Minggu, 6 April 2031
Arak-arakan yang Berbalik
Kita mengenal arak-arakan. Ketika ada yang menang atau ada yang dihormati, orang berbaris, membawa daun, menabuh, bersorak di sepanjang jalan. Ada kegembiraan yang menular. Tetapi arak-arakan juga hal yang mudah berbalik. Kerumunan yang hari ini mengelu-elukan bisa besok berteriak menghujat, dengan mulut yang sama.
Hari ini, Minggu Palma, Gereja membuka Pekan Suci dengan sebuah arak-arakan. Kita memegang daun palma, mengenang Yesus masuk ke Yerusalem. Orang banyak menghamparkan pakaian dan ranting di jalan, berseru Hosana bagi Anak Daud. Sebuah penyambutan bagi seorang raja. Tetapi lihatlah tunggangan-Nya. Bukan kuda perang, melainkan seekor keledai muda, hewan beban yang jinak. Raja ini datang tanpa pasukan, tanpa pedang, tanpa gertak. Kebesaran-Nya justru terletak pada kerendahan-Nya.
Yang mengharukan, liturgi hari ini tidak berhenti pada sorak-sorai. Sesudah daun palma, kita langsung mendengar Kisah Sengsara. Dalam satu perayaan, kita berpindah dari Hosana ke Salibkan Dia. Dari jalan yang dialasi jubah menuju jalan menuju Golgota. Gereja sengaja menaruh keduanya berdampingan, supaya kita tidak lupa betapa tipis jarak antara memuji dan mengkhianati.
Sebab kerumunan itu, sejujurnya, adalah kita. Kita pun mudah bersemangat ketika iman terasa menyenangkan, ketika doa dikabulkan, ketika ikut Yesus tampak menguntungkan. Tetapi begitu jalan menanjak dan salib mulai terlihat, sorak kita pelan-pelan surut. Daun palma di tangan gampang dilambaikan. Salib di pundak berat dipikul.
Maka baiklah kita bertanya, arak-arakan yang mana yang bersedia kita ikuti sampai habis. Mudah berbaris di hari yang cerah. Yang menentukan adalah apakah kita masih berjalan bersama-Nya ketika arak-arakan sudah bubar, ketika sorak sudah berganti sepi, ketika mengikuti Dia tidak lagi memberi apa-apa selain salib.
Pekan ini kita diundang berjalan pelan, hari demi hari, mengiringi langkah Tuhan menuju kayu salib. Bukan sebagai penonton di pinggir jalan, melainkan sebagai orang yang ikut melangkah.

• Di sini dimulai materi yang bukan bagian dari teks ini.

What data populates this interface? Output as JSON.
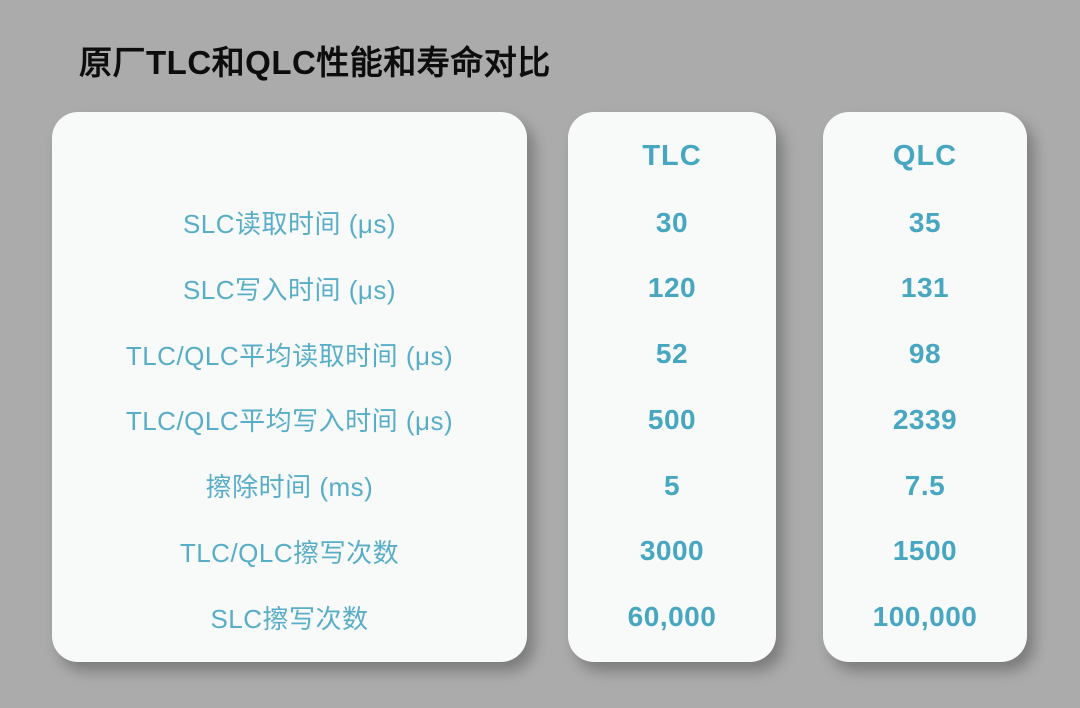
{
  "page": {
    "title": "原厂TLC和QLC性能和寿命对比"
  },
  "theme": {
    "background_color": "#ababab",
    "card_background": "#f8f9f9",
    "accent_teal": "#47a7c1",
    "label_teal": "#58aec7",
    "title_color": "#0d0d0d"
  },
  "chart_data": {
    "type": "table",
    "title": "原厂TLC和QLC性能和寿命对比",
    "columns": [
      "TLC",
      "QLC"
    ],
    "row_labels": [
      "SLC读取时间 (μs)",
      "SLC写入时间 (μs)",
      "TLC/QLC平均读取时间 (μs)",
      "TLC/QLC平均写入时间 (μs)",
      "擦除时间 (ms)",
      "TLC/QLC擦写次数",
      "SLC擦写次数"
    ],
    "series": [
      {
        "name": "TLC",
        "values": [
          "30",
          "120",
          "52",
          "500",
          "5",
          "3000",
          "60,000"
        ]
      },
      {
        "name": "QLC",
        "values": [
          "35",
          "131",
          "98",
          "2339",
          "7.5",
          "1500",
          "100,000"
        ]
      }
    ]
  }
}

Ada satu tokoh yang mudah kita lupakan dalam kisah ini, yaitu keledai kecil yang dipinjam. Ia tidak mengerti apa-apa tentang nubuat, tidak tahu siapa yang didudukinya. Ia hanya berjalan, memikul Tuhan, membiarkan diri dipakai. Barangkali di situ pun ada teladan bagi kita. Tidak selalu kita harus mengerti seluruh rencana Allah. Kadang cukuplah kita bersedia memikul dan membiarkan diri dipakai, di jalan yang menaik maupun menurun.
Daun palma di tangan kita hari ini, akankah tetap kita genggam ketika jalan berubah menanjak?
Tuhan, jangan biarkan sorakku hari ini kosong. Kuatkanlah aku mengikuti Engkau bukan hanya di jalan yang dialasi jubah, melainkan juga di jalan menuju salib. Amin.